Resisting Type: the practice of double identity

Kathleen Fraser

This panel was conceived from purely selfish motives.  As a practicing poet for many years, I’ve turned, at different times in my life, to the pursuit of painting, lithography and collage when the language of poetry and its alluring propositions of organization have seemed unavailable or no longer adequate.  This errant shift away from the more familiar terrain of written language forms has afforded me—with each departure—that double-edged event of entering into the sheer physicality of the visual world, as well as coming up against its formally-constructed givens. 

Allowing oneself—in each instance of departure—to take on a less known, unmastered creative activity can be gratifying and frustrating.  But, in my case at least, it has also brought me back to the abandoned materials of a too familiar writing practice, with heightened curiosity and appetite for reconfiguring that earlier language—investing it with structural ideas I’d assigned exclusively to the visual arts.

At last year’s MSA, Susan McCabe spoke of Elizabeth Bishop’s frottage  technique—involving a tracing and overlay of language fragments akin to the frottage  technique used by Max Ernst —basically “rubbing a pencil on paper over objects in order to defamiliarize them from their ordinary denotation.”  McCabe linked Bishop’s method, in her poem “A Weed,” to Max Ernst’s earlier use of the frottage  technique in a small group of prints he entitled Histoire Naturelle.  During this discussion, I remembered how right it had seemed to discover in Helen Vendler’s piece on Bishop—published in The New Yorker, years earlier—Bishop’s hands-on engagement with painting. 

Scanning my peers, a subculture of genre-departure quickly emerged: poet Barbara Guest turning to the novel with Seeking Air  and her abstract collages and word-painting collaborations, achieved together with painter-friend in their lofts;  poet Clark Coolidge’s comments in a letter, about his parallel practice as a jazz drummer, composing poetry with sound-tracks of  be-bop streaming through his headphones; Norma Cole’s original presence as a painter, shifting—in what seemed like a sudden and absolute departure—to poetry and word collage, as well as translation; and poet Kenwood Elmslie’s cautionary comments re. the precise rigors of writing for musical theatre, how even the most contemporary composers of opera were required to adhere to the conventions demanded of opera libretti… and, subsequently, how his playful, texture-rich collages and postcards turned away from that.

In the company of these writers, I’ve become more and more intrigued by the commute between a perhaps more stable or identified writing practice and the departure from that norm.  What happens, I wondered, when the at-first barely acknowledged foreign intrigue becomes a site of equally compelling activity?

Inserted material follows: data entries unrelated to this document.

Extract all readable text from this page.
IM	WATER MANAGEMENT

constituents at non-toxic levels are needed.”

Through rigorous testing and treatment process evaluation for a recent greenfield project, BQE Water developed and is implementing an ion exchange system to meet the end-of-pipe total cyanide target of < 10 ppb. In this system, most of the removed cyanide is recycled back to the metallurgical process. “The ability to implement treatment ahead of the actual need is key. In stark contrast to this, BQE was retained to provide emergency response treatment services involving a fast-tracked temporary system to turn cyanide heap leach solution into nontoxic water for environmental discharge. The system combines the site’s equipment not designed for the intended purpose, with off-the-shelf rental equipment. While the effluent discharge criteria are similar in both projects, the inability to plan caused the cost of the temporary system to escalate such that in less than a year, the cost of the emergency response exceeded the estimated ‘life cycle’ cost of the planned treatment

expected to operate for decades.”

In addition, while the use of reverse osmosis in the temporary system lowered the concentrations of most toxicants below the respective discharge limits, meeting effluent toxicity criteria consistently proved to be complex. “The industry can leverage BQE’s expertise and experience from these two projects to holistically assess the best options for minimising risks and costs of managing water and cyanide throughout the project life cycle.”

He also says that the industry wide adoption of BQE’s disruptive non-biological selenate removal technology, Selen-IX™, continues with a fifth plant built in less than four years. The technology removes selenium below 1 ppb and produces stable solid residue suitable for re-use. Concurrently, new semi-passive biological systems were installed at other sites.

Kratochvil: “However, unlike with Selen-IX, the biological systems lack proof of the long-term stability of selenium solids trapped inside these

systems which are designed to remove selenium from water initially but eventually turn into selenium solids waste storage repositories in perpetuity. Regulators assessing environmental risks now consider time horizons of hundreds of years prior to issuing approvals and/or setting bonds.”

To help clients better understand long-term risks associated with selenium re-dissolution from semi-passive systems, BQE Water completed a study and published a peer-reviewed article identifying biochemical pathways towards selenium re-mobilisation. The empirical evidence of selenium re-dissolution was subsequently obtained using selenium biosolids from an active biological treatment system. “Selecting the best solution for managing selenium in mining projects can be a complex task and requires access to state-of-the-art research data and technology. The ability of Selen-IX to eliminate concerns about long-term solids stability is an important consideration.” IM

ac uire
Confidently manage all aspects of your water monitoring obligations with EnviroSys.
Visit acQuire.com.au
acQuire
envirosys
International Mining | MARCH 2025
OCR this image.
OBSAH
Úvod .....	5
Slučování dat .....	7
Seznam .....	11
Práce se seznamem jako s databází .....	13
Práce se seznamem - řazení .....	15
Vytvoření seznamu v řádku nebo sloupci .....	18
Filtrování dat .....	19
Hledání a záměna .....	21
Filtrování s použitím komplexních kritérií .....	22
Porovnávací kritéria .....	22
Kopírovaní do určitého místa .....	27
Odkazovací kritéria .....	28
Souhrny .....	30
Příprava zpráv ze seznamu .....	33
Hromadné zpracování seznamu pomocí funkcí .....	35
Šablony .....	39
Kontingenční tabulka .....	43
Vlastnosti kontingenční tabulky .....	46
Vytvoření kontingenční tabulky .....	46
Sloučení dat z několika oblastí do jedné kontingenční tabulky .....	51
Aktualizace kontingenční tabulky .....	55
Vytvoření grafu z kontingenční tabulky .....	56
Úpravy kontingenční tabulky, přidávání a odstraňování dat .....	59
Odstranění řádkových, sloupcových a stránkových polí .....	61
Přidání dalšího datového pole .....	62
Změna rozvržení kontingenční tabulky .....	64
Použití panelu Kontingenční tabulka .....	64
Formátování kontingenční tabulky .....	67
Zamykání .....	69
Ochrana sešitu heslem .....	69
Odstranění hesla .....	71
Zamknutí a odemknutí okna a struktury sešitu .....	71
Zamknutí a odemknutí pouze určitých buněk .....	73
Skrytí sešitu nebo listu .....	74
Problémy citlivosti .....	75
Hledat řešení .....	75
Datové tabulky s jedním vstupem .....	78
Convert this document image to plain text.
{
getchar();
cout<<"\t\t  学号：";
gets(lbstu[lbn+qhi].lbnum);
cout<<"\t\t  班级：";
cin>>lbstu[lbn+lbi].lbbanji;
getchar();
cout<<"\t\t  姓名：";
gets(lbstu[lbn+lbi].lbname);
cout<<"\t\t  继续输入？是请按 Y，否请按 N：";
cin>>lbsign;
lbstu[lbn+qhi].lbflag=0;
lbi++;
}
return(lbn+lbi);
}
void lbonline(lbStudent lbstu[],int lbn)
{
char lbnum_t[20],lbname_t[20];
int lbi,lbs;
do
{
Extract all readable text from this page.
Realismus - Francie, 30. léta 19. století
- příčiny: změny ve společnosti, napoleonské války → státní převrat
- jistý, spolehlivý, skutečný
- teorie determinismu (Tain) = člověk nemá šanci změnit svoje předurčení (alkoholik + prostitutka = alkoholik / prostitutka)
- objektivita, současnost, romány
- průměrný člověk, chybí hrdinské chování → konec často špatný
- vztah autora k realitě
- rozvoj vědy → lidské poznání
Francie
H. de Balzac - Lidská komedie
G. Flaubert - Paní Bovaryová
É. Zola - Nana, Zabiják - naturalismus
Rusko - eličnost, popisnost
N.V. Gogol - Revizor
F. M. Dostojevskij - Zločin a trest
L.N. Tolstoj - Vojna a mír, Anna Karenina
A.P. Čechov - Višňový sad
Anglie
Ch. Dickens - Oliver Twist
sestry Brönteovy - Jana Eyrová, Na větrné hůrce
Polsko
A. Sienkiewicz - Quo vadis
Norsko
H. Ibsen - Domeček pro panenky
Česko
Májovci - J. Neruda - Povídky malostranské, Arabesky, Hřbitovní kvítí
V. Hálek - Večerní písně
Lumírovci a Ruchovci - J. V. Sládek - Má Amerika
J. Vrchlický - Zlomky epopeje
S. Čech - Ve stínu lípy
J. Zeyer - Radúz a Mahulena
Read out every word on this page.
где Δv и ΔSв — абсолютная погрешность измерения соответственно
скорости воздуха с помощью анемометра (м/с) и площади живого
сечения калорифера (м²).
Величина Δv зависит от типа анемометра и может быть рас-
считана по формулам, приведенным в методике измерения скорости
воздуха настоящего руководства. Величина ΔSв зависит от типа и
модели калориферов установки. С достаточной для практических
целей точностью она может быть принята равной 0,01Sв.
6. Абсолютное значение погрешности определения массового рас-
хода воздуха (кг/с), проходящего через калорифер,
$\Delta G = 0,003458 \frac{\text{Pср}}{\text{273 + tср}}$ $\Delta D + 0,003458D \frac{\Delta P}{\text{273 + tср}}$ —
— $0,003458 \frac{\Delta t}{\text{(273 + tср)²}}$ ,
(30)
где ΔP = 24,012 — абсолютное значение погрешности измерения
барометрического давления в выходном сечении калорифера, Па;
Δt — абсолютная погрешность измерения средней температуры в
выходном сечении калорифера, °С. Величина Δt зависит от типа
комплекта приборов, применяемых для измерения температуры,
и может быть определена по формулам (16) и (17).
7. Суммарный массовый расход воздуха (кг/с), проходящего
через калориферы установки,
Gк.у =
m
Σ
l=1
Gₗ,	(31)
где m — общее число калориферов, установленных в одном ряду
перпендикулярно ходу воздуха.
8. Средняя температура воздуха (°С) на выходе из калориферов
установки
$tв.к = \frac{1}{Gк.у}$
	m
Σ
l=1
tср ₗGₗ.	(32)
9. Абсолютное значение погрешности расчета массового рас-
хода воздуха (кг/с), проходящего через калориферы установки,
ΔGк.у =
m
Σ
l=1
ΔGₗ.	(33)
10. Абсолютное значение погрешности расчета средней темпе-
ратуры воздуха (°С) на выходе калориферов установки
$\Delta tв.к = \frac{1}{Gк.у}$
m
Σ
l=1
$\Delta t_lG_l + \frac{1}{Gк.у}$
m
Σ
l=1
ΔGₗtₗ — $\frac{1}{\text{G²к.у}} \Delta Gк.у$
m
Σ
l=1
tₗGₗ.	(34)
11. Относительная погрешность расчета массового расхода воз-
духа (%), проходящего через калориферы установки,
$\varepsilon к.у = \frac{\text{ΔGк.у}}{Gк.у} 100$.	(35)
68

Wanting to hear this question discussed by my own contemporaries, I invited three writers to investigate their relationships to related questions of travel among artistic disciplines and to explore here today what impact that detour or expansion has had on each of their working lives as writer-artists.  How does one genre activity feed and question an/other?  What may  be the unsettling effects and reconfigurations of risk, lure and problem-solving for the writer whose genre-identity has been constructed around reliable materials and working procedures, but who later discovers the need to jump—or divide—into new artistic territory/s as a practitioner?

Our panelists are Marjorie Welish—poet, painter and art critic; Carla Harryman—experimental novelist, essayist and playwright/director for Poets Theatre; and Fanny Howe—poet and novelist, who began, after writing at least a dozen novels and poem collections, to make video-films in the Nineties.